The Panthers lost another close game on Sunday, falling 23-22 on a last-second field goal by the Bears in Chicago. Carolina's players, at 1-6, are obviously frustrated.

They should be even more frustrated by the poor defensive effort on the final drive of the game, when Jay Cutler marched the Bears down the field. Cutler added insult to injury when he said later that the Panthers were "playing one coverage" the whole time.

"They were playing one coverage, and we just kept hitting them and hitting them and hitting them," Cutler said via the Chicago Tribune. "That's pretty much it."

Chicago's quarterback wasn't the only one who noticed the lack of diversity on the defensive side. Carolina safety Charles Godfrey said the Panthers kept the the same coverage the entire way down the field.

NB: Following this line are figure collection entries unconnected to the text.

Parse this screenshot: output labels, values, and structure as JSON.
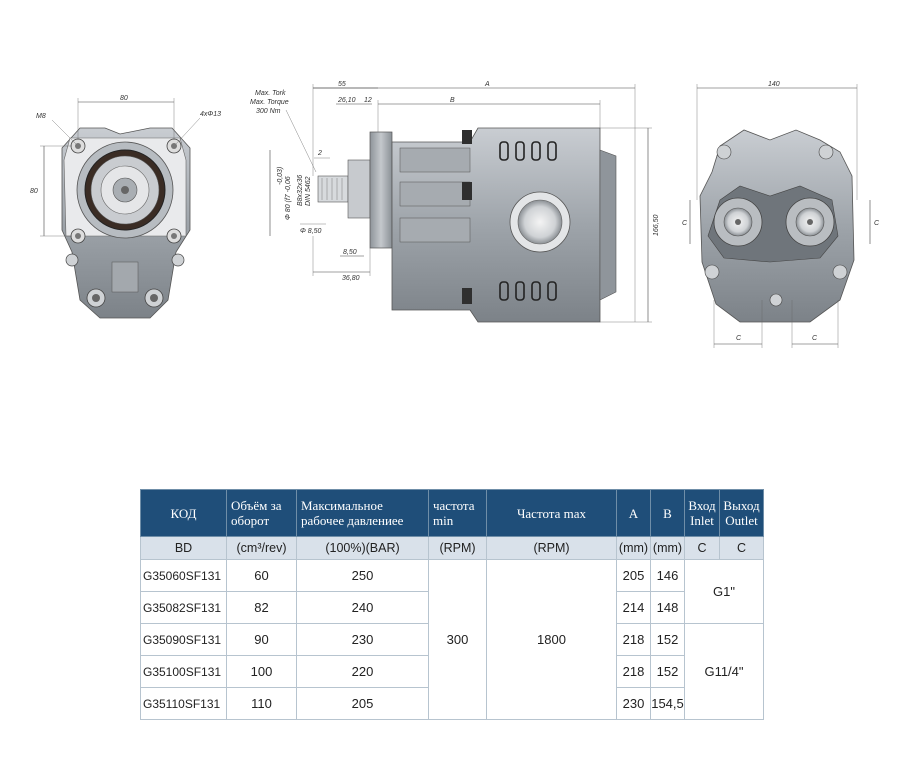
{
  "drawing": {
    "front": {
      "dim_width": "80",
      "dim_height": "80",
      "label_bolt": "M8",
      "label_holes": "4xΦ13"
    },
    "side": {
      "torque_line1": "Max. Tork",
      "torque_line2": "Max. Torque",
      "torque_line3": "300 Nm",
      "dim_55": "55",
      "dim_a": "A",
      "dim_b": "B",
      "dim_2610": "26,10",
      "dim_12": "12",
      "dim_2": "2",
      "dim_shaft1": "Φ 80 (f7 -0,06",
      "dim_shaft2": "-0,03)",
      "dim_spline": "B8x32x36",
      "dim_din": "DIN 5462",
      "dim_850a": "Φ 8,50",
      "dim_850b": "8,50",
      "dim_3680": "36,80",
      "dim_16650": "166,50"
    },
    "back": {
      "dim_140": "140",
      "dim_c1": "C",
      "dim_c2": "C",
      "dim_c3": "C",
      "dim_c4": "C"
    }
  },
  "table": {
    "headers": {
      "code": "КОД",
      "volume": "Объём за оборот",
      "pressure": "Максимальное рабочее давлениее",
      "freq_min": "частота min",
      "freq_max": "Частота max",
      "a": "A",
      "b": "B",
      "inlet": "Вход Inlet",
      "outlet": "Выход Outlet"
    },
    "units": {
      "code": "BD",
      "volume": "(cm³/rev)",
      "pressure": "(100%)(BAR)",
      "freq_min": "(RPM)",
      "freq_max": "(RPM)",
      "a": "(mm)",
      "b": "(mm)",
      "inlet": "C",
      "outlet": "C"
    },
    "rows": [
      {
        "code": "G35060SF131",
        "volume": "60",
        "pressure": "250",
        "a": "205",
        "b": "146"
      },
      {
        "code": "G35082SF131",
        "volume": "82",
        "pressure": "240",
        "a": "214",
        "b": "148"
      },
      {
        "code": "G35090SF131",
        "volume": "90",
        "pressure": "230",
        "a": "218",
        "b": "152"
      },
      {
        "code": "G35100SF131",
        "volume": "100",
        "pressure": "220",
        "a": "218",
        "b": "152"
      },
      {
        "code": "G35110SF131",
        "volume": "110",
        "pressure": "205",
        "a": "230",
        "b": "154,5"
      }
    ],
    "freq_min_value": "300",
    "freq_max_value": "1800",
    "thread_small": "G1\"",
    "thread_large": "G11/4\""
  }
}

"They threw the same pass play all the way down the field,” Godfrey said per Joe Person of the Charlotte Observer. “It wasn’t nothing they were doing. It was what we were in, the coverage we were in. That was a great play for that coverage, and they just ran that play all the way down the field.

"The coverage we were in, we stayed in that coverage. That’s what happened."

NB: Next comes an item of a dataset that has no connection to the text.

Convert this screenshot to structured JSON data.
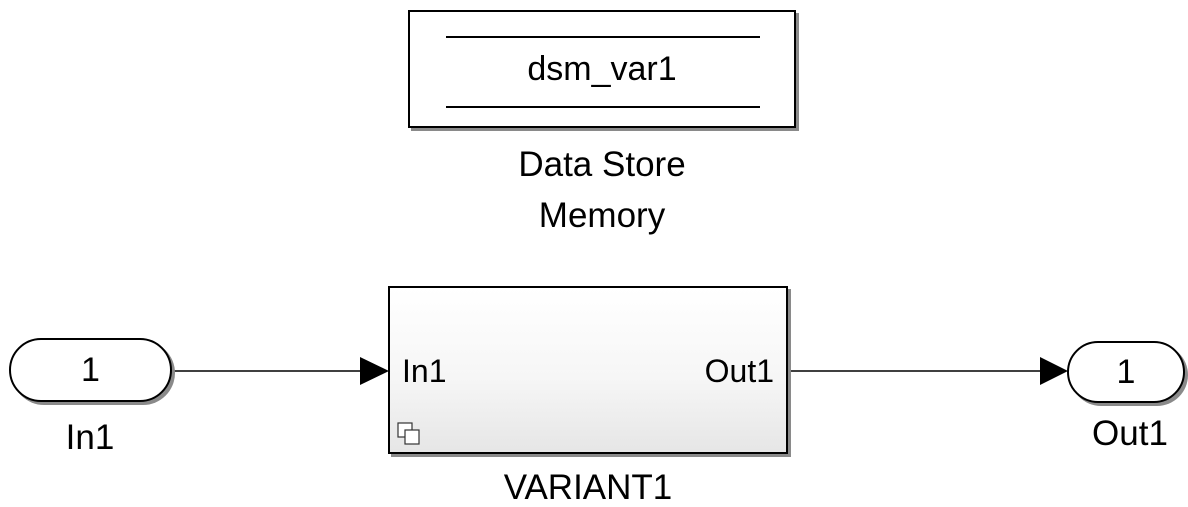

Panthers cornerback Captain Munneryln also took issue with the defense revolving around a single bland coverage against the Bears.

"They did the same play at the end -- I think four or five times in a row -- and they got the win,” Munnerlyn said. "I just play the defense they call, but you gotta switch it up. I felt like Jay Cutler, he knew what we were in. So he knew the weakness of the defense, and they attacked it."

I went back and looked at the Bears' final drive, and all three of the comments above are accurate. The Bears ran eight plays on the drive, not including Robbie Gould's 41-yard kick. One (the last before the kick) was a run to Matt Forte to set up the Bears in position for the kick. Another was a pass over the middle to Forte.

The other six plays, all of which came consecutively, were identical -- Cutler took a snap out of the shotgun and threw the ball to either Brandon Marshall or Earl Bennett on a short-to-medium dig route.

On the series of plays, Cutler went 5-for-6 for 48 yards and did so in just about 90 seconds; Marshall was deemed down with 35 seconds left on the clock, and the first pass occurred with 2:02 on the clock.

The Panthers ended the game with one timeout, meaning they actually had an opportunity to recognize their coverage was getting methodically shredded and change things up. They didn't, and there should be some questions coming for the coaching staff. The players obviously have to execute on the play -- and they'll tell you as much -- but for a defensive-minded coach like Ron Rivera to allow the Bears that much movement down the field is just inexcusable. Defensive coordinator Sean McDermott probably isn't feeling too comfortable today, either, even if the Panthers have shown defensive improvement thus far in 2012.

It's much easier to make coaching decisions away from the sidelines, particularly with the added benefit of hindsight. But throwing bland zone coverage at a team while they run the exact same play on repeat and pick up large chunks of yardage is not the sort of thing that helps people keep their jobs, especially at 1-6.